Penso che fosse un’operazione abile e astuta con cui il presidente francese si presentava bene al cospetto di una parte dell’elettorato di sinistra. Non solo. La dottrina Mitterrand consegnava l’immagine della Francia come uno Stato adatto a ospitare gli esuli politici. Una nazione, insomma, particolarmente attenta ai diritti civili degli imputati. In realtà, qualcuno di quei cosiddetti rifugiati politici non solo venne accolto, venne anche osannato.
Che cosa intende dire?
Basti pensare che una persona come Toni Negri – che terrorista non era, ma che flirtò a lungo con il terrorismo – è riconosciuta come una sorta di autorità morale, e questo la dice lunga. Cesare Battisti: né più né meno di un delinquente di strada, venne trattato come fosse un perseguitato secondo la narrazione dei fatti che lui stesso diede. In realtà, poi, si scoprì che era un pluriassassino.
Bompressi, Sofri, Pietrostefani. L’accostamento generalmente è questo, come una sorta di trinità inscalfibile e indivisibile. Che responsabilità hanno, secondo lei, i tre nell’omicidio Calabresi?
Innanzitutto va chiarito che sono tre persone completamente diverse e ognuno di loro ha avuto ruoli differenti nell’affaire Calabresi. Sofri, a mio giudizio, non ha organizzato l’agguato tanto più che quando accadde il fatto si trovava a Napoli, dove curava il giornale ‘Mò, il tempo si avvicina’ del quale se non ricordo male, ero io il direttore responsabile. Sebbene fosse un giornale pieno di fregnacce. Sofri è stato assolto dall’opinione pubblica di sinistra e, comunque, differentemente da altri si è fatto un bel po’ di anni di galera.
Giorgio Pietrostefani è il nome più altisonante della retata francese. L’ha conosciuto?
Non l’ho conosciuto negli anni più fulgidi della sua militanza milanese. Ho avuto modo di incontrarlo più tardi per motivi professionali. Meno che mai ho conosciuto Bompressi, sincero amico dei proletari a cui venne dato il triste incarico di premere il grilletto alle spalle del commissario.
Poi, in carcere, crollò.
Certo: non aveva l’armatura intellettuale che poteva vantare Adriano Sofri. Non era più il guerrigliero romantico del ’72, e il carcere logora. Ed è anche per questo che sono stato contento quando il presidente Napolitano gli concesse la grazia.
Il figlio del commissario Calabresi, Mario, ha scritto che non riesce a provare soddisfazione nel vedere una persona vecchia e malata in carcere dopo così tanto tempo. Che cosa ne pensa?

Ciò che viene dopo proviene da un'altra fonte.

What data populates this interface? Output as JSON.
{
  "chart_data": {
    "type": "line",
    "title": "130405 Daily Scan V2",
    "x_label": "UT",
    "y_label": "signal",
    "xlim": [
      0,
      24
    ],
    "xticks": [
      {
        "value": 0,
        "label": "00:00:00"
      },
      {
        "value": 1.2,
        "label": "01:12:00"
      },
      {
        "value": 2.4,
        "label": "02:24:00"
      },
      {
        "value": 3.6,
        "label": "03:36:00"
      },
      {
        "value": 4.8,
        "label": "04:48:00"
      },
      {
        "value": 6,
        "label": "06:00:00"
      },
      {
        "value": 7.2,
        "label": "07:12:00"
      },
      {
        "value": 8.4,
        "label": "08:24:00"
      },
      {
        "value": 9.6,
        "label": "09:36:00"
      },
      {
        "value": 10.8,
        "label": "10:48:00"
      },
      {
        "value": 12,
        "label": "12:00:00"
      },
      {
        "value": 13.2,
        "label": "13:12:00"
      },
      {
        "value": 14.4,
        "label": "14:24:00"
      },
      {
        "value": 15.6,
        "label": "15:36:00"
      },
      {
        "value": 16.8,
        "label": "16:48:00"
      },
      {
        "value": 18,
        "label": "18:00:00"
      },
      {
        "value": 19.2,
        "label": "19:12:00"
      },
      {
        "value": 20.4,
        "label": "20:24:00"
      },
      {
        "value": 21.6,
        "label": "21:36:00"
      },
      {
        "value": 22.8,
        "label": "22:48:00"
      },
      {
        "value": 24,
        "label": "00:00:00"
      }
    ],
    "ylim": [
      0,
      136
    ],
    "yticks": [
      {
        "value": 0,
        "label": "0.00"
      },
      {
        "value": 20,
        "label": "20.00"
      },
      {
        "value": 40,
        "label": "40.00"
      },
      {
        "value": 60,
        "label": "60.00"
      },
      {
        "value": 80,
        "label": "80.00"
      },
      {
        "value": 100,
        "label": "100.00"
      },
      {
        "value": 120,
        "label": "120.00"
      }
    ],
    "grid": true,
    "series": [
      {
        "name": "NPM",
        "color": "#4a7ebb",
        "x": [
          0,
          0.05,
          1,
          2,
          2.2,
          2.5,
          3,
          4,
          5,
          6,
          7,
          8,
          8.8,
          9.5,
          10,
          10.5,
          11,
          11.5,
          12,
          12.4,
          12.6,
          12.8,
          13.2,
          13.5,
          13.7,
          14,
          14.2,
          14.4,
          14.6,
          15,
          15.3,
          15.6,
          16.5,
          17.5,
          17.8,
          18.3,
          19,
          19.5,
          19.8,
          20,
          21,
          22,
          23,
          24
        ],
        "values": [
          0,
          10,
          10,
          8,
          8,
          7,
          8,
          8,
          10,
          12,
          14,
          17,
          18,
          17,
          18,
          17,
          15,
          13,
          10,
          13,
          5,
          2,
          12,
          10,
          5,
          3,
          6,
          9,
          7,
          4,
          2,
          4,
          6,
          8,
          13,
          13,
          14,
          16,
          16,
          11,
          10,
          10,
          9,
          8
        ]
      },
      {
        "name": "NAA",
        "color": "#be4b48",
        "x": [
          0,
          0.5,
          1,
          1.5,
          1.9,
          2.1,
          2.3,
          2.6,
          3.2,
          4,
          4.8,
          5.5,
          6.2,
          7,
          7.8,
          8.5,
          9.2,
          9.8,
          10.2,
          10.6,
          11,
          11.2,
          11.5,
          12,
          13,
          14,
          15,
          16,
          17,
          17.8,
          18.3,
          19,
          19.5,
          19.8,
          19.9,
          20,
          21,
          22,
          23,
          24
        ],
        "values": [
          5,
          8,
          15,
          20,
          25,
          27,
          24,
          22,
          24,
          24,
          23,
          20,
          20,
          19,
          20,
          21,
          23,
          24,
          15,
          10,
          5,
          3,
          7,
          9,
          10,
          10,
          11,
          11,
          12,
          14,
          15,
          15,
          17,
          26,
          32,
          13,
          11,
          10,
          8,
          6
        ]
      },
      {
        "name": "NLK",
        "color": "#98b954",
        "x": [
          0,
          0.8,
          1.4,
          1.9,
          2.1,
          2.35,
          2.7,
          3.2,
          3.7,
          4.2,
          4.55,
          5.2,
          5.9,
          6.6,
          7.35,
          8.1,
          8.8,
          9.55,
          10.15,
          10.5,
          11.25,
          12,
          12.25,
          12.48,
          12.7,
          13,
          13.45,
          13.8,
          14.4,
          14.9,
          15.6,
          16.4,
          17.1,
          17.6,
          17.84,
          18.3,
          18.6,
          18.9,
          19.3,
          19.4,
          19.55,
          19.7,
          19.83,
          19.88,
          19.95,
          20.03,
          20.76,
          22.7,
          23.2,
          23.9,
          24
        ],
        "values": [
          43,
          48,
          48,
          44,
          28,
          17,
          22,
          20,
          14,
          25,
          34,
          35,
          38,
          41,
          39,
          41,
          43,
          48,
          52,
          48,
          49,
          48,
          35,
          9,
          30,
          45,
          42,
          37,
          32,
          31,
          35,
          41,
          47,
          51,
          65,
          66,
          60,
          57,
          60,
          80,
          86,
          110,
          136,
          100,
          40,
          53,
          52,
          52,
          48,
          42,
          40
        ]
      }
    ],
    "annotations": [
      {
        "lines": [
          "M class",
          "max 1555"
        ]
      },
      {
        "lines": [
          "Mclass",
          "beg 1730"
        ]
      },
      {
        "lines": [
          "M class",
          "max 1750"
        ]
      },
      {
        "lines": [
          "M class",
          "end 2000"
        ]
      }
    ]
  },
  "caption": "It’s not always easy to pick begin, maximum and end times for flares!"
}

Sono d’accordo, in pieno. La questione è bina. Da un lato c’è da considerare che, alcuni di quelli che hanno ucciso allora non hanno ancora pagato. D’altro canto, c’è da considerare che persone di oltre sessant’anni, pagherebbero colpe di trenta o quarant’anni fa. Ci vorrebbe in buona sostanza una forma di amnistia che attenui le situazioni processuali di queste persone. C’è da dire che nessuno dei retori che oggi pongono questioni sull’età dei terroristi intercettati in Francia, si è mai pronunciato, ad esempio, sul caso di Erich Priebke, che aveva quasi cento anni quando venne condannato per un processo in cui lui era solamente un ufficialetto del bestiale esercito occupante.
Secondo lei l’operazione Draghi-Macron scuoterà le coscienze?
Non penso. Anche perché, soprattutto per giovani generazioni, quei sono nomi non evocano nulla. Senza dire che c’è una vulgata di persone che continua a reputarli combattenti romantici figli di quell’epoca. Temo che si riproponga ancora una volta il refrain dei ‘compagni che sbagliano’. Laddove molti di loro, non sono altro che feccia. La feccia della nostra generazione.
Che cos’era realmente Lotta Continua?
Era una realtà complessa, viva, ricca, la più stimolante della mia generazione. Un conglomerato delle migliori forze: da Enrico Deaglio a Marco Boato a Guido Viale. Il loro errore fu quello di incaponirsi nella campagna contro Calabresi, accusato di una cosa mostruosa senza alcun elemento di prova. I più arcigni di loro organizzarono l’agguato che diede il là alla stagione del terrorismo rosso in Italia.
Che cosa è rimasto di tutto questo?
La lobby di Lotta Continua c’è ancora ed è compatta. Purtroppo credo che continuerà a mancare all’appello una fetta di verità su quegli anni che per vigliaccheria e opportunismo non verrà mai a galla.